The US Olympic Committee offers some advice to help sports leaders (coaches and teachers) watch their words:

  • Don't overplay the impact of lower weight on performance.
  • Emphasize the role of overall long-term good nutrition and weight control to optimize performance.
  • Set realistic goals that address dieting methods, rate of weight change and a reasonable target weight.

Fatal eating disorders start with seemingly innocent disordered eating -- those crazy obsessions that sadly seem so normal in today's society, such as refusing to touch a bagel if it has the teeniest schmear of full-fat cream cheese.
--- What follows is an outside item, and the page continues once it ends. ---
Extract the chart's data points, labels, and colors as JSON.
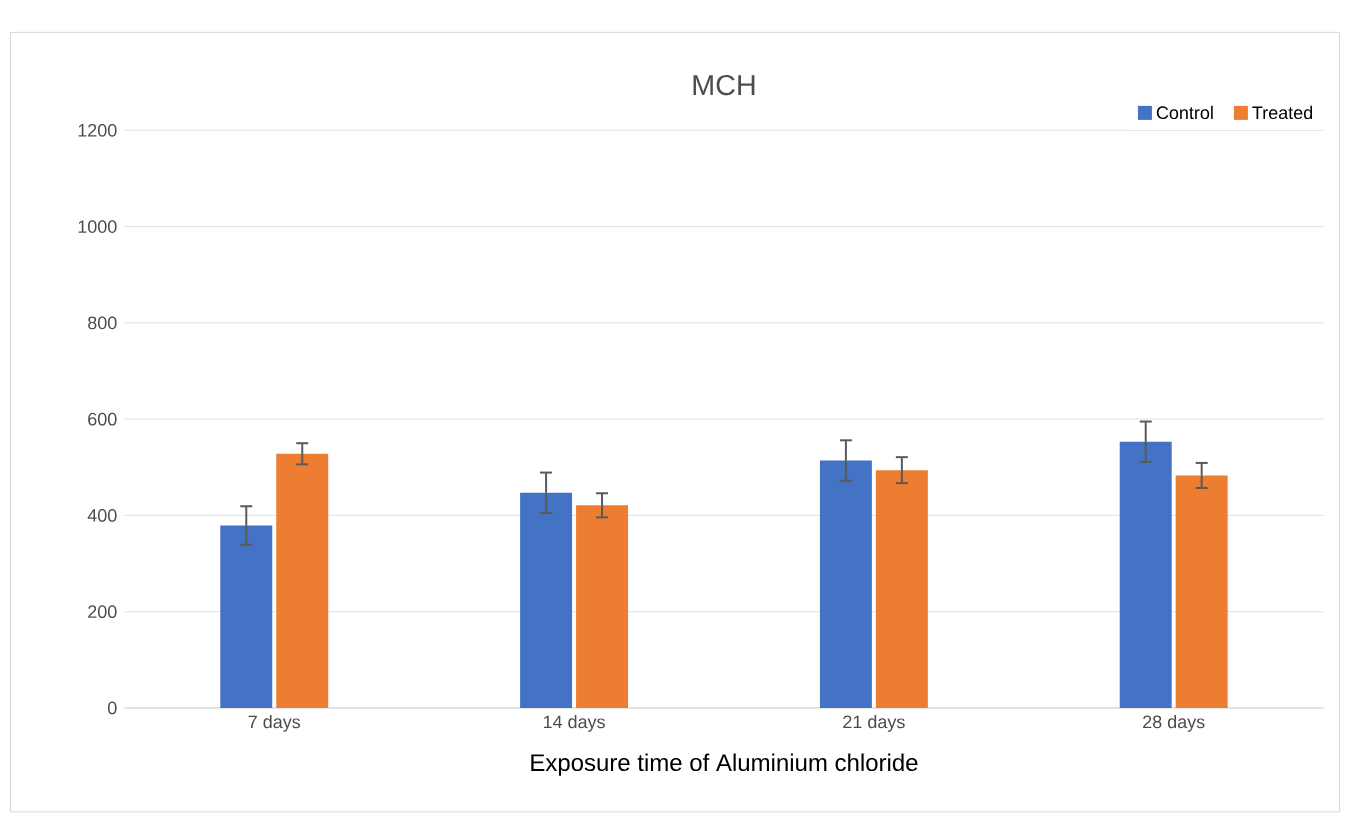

Stopping the pattern early in yourself or in an athlete isn’t always easy, but is worth the battle.

Coaches and teachers are sometimes to blame, although not solely. A comment, like the USOC representative's to me regarding my weight as it related to a sport I was interested in, can trigger feelings of inadequacy or imperfectness. Me, I just got angry. The student or athlete, such as gymnast Heinrich, often only wants to please when he or she starts crazy patterns of eating. Always a perfectionist who would stop at nothing, she overheard a coach say that she, then 93 pounds, needed to watch her weight. She lost more weight and lost her life.

Coaches, teachers and parents should take the time to learn how susceptible some athletes, female and male, are to the tiniest hint.